Many organizations adopt both: developers maintain a public portfolio for personal branding and community trust, while teams use GitClear for internal decision-making.
Conclusion
Developer-portfolios are shifting from static lists to living analytics. The right platform depends on audience and intent. For public showcasing of AI coding achievements, use a portfolio-first tool that emphasizes model usage, token economics, and visually compelling contribution graphs. For internal alignment and performance management, GitClear provides the governance and trend analysis leaders need.
Before choosing, write down your primary outcome. Is it hiring visibility, client trust, or operational efficiency? Map that to your audience. Then pick the tool that makes your story effortless to understand in under 30 seconds. That clarity is what turns data into opportunity.
FAQ
Can I use both platforms together?
Yes. Many developers keep a public portfolio for personal branding while their teams use GitClear for private analytics. The two serve different audiences and complement each other well.
Will a public portfolio reveal proprietary code?
No. Public portfolios surface aggregated metrics like contribution streaks, token counts, and model usage. Sensitive content such as prompt text and source code can remain private. Always review privacy settings before sharing widely.
What if I do not use AI tools every day?
Consistency beats volume. A steady cadence of AI-assisted sessions, even a few times per week, is more persuasive than rare spikes. Add short notes that explain when you choose manual implementation vs AI assistance to show judgment.
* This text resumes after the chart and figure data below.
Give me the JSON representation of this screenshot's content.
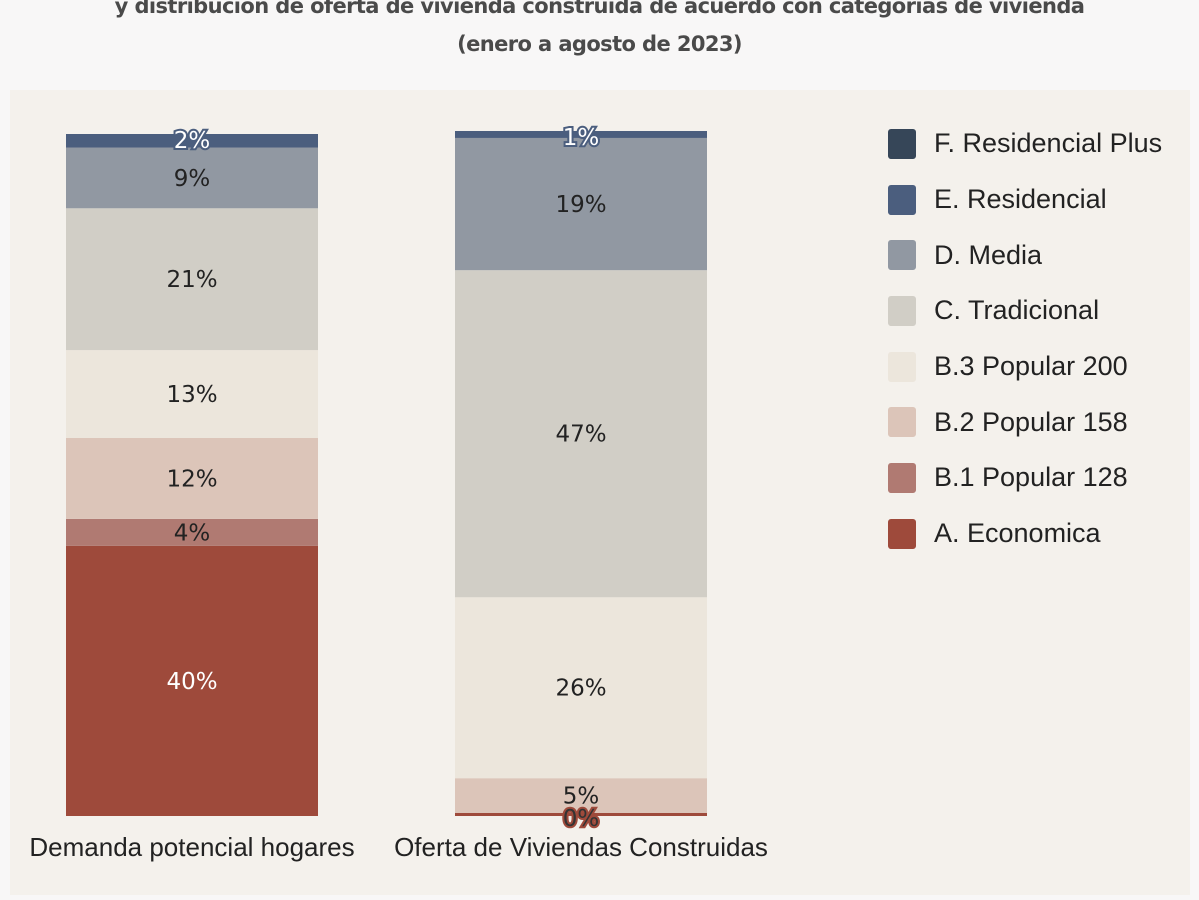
{
  "chart_data": {
    "type": "stacked-bar",
    "title": "y distribución de oferta de vivienda construida de acuerdo con categorías de vivienda",
    "subtitle": "(enero a agosto de 2023)",
    "categories": [
      "Demanda potencial hogares",
      "Oferta de Viviendas Construidas"
    ],
    "unit": "%",
    "legend_position": "right",
    "grid": false,
    "series": [
      {
        "name": "A. Economica",
        "color": "#9e4a3b",
        "values": [
          40,
          0
        ]
      },
      {
        "name": "B.1 Popular 128",
        "color": "#b07a72",
        "values": [
          4,
          null
        ]
      },
      {
        "name": "B.2 Popular 158",
        "color": "#dcc5b9",
        "values": [
          12,
          5
        ]
      },
      {
        "name": "B.3 Popular 200",
        "color": "#ece6dc",
        "values": [
          13,
          26
        ]
      },
      {
        "name": "C. Tradicional",
        "color": "#d1cec6",
        "values": [
          21,
          47
        ]
      },
      {
        "name": "D. Media",
        "color": "#9198a2",
        "values": [
          9,
          19
        ]
      },
      {
        "name": "E. Residencial",
        "color": "#4b5e7e",
        "values": [
          2,
          1
        ]
      },
      {
        "name": "F. Residencial Plus",
        "color": "#364658",
        "values": [
          null,
          null
        ]
      }
    ]
  }
}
How fast is setup and what is required?
Portfolio-focused tools are designed for rapid setup, typically a single command like npx code-card. For GitClear, expect to connect repos, grant permissions, and allow time for indexing. Choose based on whether you need individual showcasing or team analytics.
How do I make my portfolio credible to hiring managers?
Keep the time window relevant, add short annotations that connect AI activity to shipped outcomes, and avoid vanity metrics. Link to PRs or changelogs when possible. The goal is to help a reviewer understand your engineering judgment in a minute or less.